Hey guys, its been awhile since I created an actual blog post that wasn’t 100% dev related! But hello and this is dev related in a sense!
So today I would like to talk about something that has been bothering me, specifically in popular subreddits (such as r/gaming). This is reddit’s bizarre stigmatization and even open hostility towards self promotion. Or if I may be so bold, small creators in general.
For those who don’t know what reddit is, first have you been living under a rock your entire life? and second reddit brands itself as the following:
“Reddit is a network of communities based on people’s interests. Find communities you’re interested in, and become part of an online community!”
What brought this to my attention was a recent very bad experience with the popular subreddit r/Gaming. Pictured here:
I, just a day ago, announced the development of my new turn based strategy game, DR4X with a very bizarre mashup of genres.
You can see it here
I decided, now is as good a time as ever to use reddit, which I feel is very open to new creators (or I felt was very open to new creators, given previous experiences with subreddits such as r/roguelikes, r/dwarffortress etc (by the way shout out to all the awesome folks there!) )
I posted the announcement to 5 subreddits which I read were great for putting your game out there, so to speak, r/promote, r/unity3D, r/SelfPromote, r/indiegaming, r/gaming
It is still up in 3 of those subreddits, however, r/gaming and r/indiegaming both removed my post.
But, before that happened, my post on r/gaming was gaining traction fast, after a few minutes I was already at +13 upvotes and was on my way to the front page, then r/gaming knee capped me and took the post down, stopping me in my tracks and dashing my hopes and dreams of going viral. On r/indiegaming either the mods are just faster and took it down instantly, or no one saw the post. This means r/indiegaming wasn’t a big deal when I later found out it was removed from that subreddit as well. (Though I did message the mods today, we will see what happens.)
It turns out the reason it has been taken down on the r/gaming subreddit is that mods check a users submission history (submissions are Threads that you start in a subreddit, not comments on threads, this distinction will come up later) and are strict about (or maybe not since its clear they didn’t even look 3 pages into my history) only 10% of your submissions on all of reddit are self promotion related.
The last year or so, I’ve been using reddit a lot to promote my Roguelike RLDR and to release few other projects. Specifically on r/roguelikes, and r/promote and r/selfpromote . r/roguelikes has a pretty great self promotion rule in particular, only one self promo submission every 3 months. Its clear, its comprehensible and it doesn’t ignore all but one type of way to participate in reddit.
R/Gaming’s rule aswell as R/Indiegamings rules are far, far more strict:
On its face, this seems great! Very strict, but they are popular subreddits right?
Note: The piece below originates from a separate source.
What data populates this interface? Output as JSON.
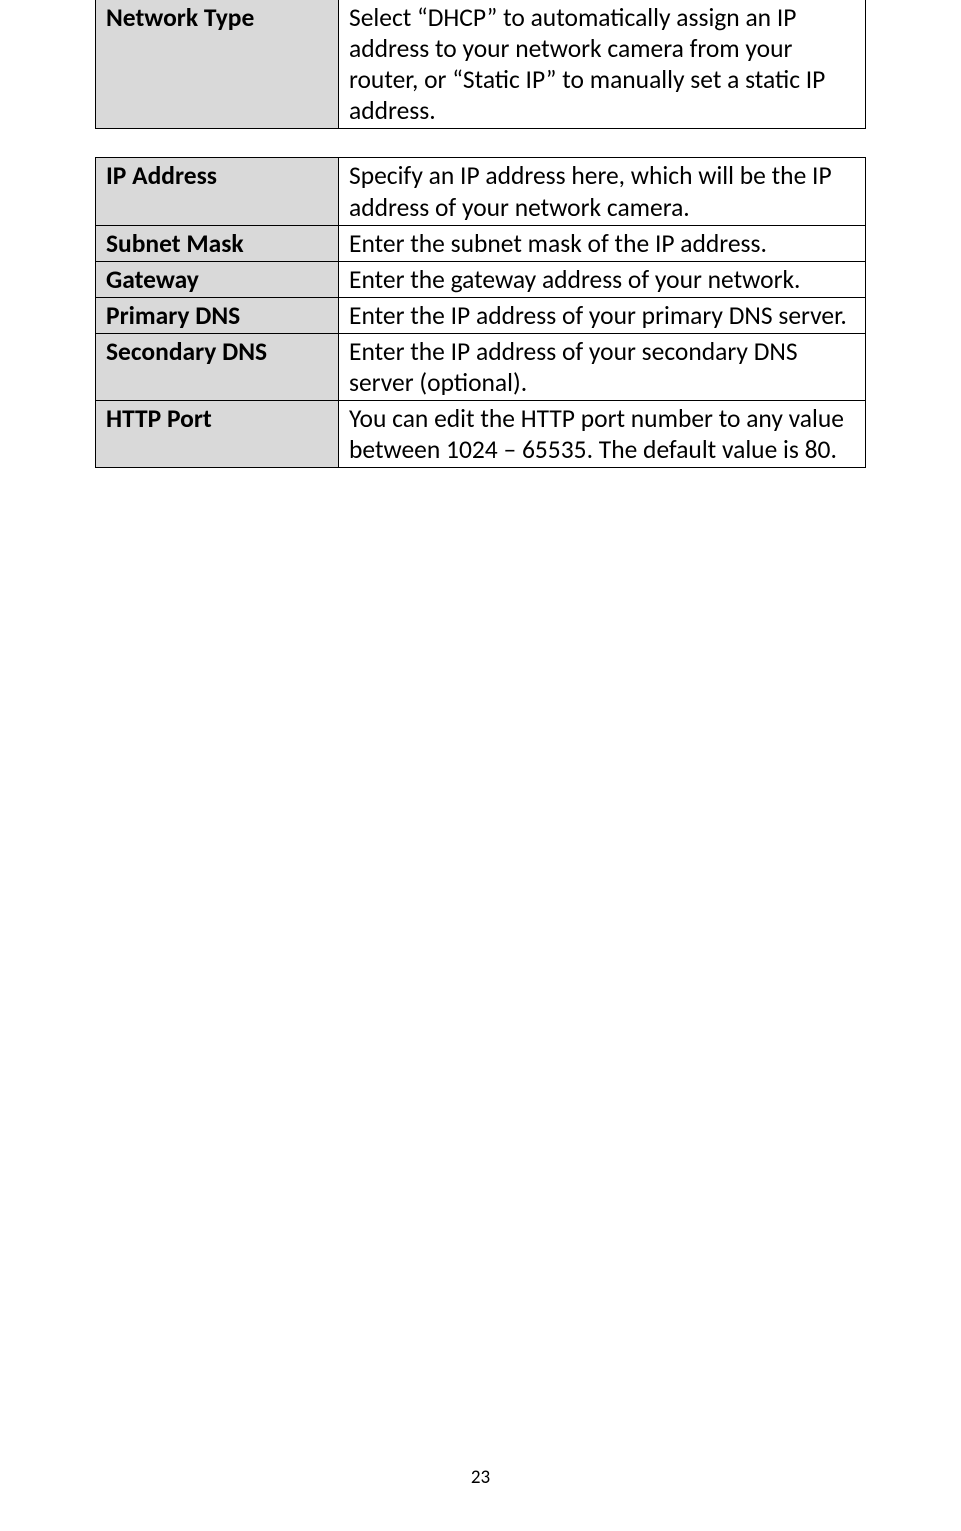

Well no, remember, this counts only submissions, not comments. This means those people who participate in comments, and when they post they post OC, (original content that they themselves made) their stuff is removed a disproportionate amount of time. Instead in order to post their oc in these very strict subreddits they have to basically repost memes 9 out of 10 times so that they aren’t unduly cracked down upon, This hurts those creators who are very passionate and spend most of their free time working on their OC instead of reposting memes on reddit like the average user.
And also, after i brought this up to the mods they accused me of being a “sitewide spammer” which I am not, I participate in reddit a lot, mostly talking about dwarf fortress and roguelikes and talking about game dev.
An even worse problem is that , as someone pointed out to me,
These subreddits don’t go after large creators for this, nor do they gatekeep other veiled self promotional posts made by companies. So the ones that are harmed are those small creatives, those small creators who are just passionate about what they work on. Nor does this impact companies who make direct ads (because they can pay for ads) They also don’t go after those that post image OCs as much according to them. Though people complain about being warned for self promotion even in these cases, hence the memes.
Here’s some testimony from another creator who experienced and took action on this issue and they put this disparity into words better than i ever could:
An argument against this is generally “but we don’t want subreddits to become just places where people constantly self promote their bad content”
And just so you know I’m not slapping a strawman, here’s some examples of this argument:
First off, this assumes self promoted content is bad, why would you assume that? And second, people already complain about people posting junk content because of reposting the same memes over and over or the same videos over and over or the same games over and over. You can either have one or the other. The other helps reddit actually be a place where creativity can bloom and go viral, the other just hurts small creators and reduces the sites quality as a whole.
You didn’t think I was just going to whine the whole time right? No I have a solution that will remove this disparity, at least partially!
The simple solution is, ditch the 10% rule and instead have a subreddit specific rule about self promotion, for example like r/roguelikes 1 self promotional post every 3 months.
This allows small creators to spread the word, but it also doesn’t cause massive amounts of spam. See r/roguelikes for proof of the efficacy of this. The roguelike community is very open to new creators and so people actual bother creating and spreading the word. This has created a vibrant and open community full of awesome games and awesome content. What community doesnt want to do that?
To r/gamings credit they updated their rules after me and one other person brought up the issue to them, but the damage had been done.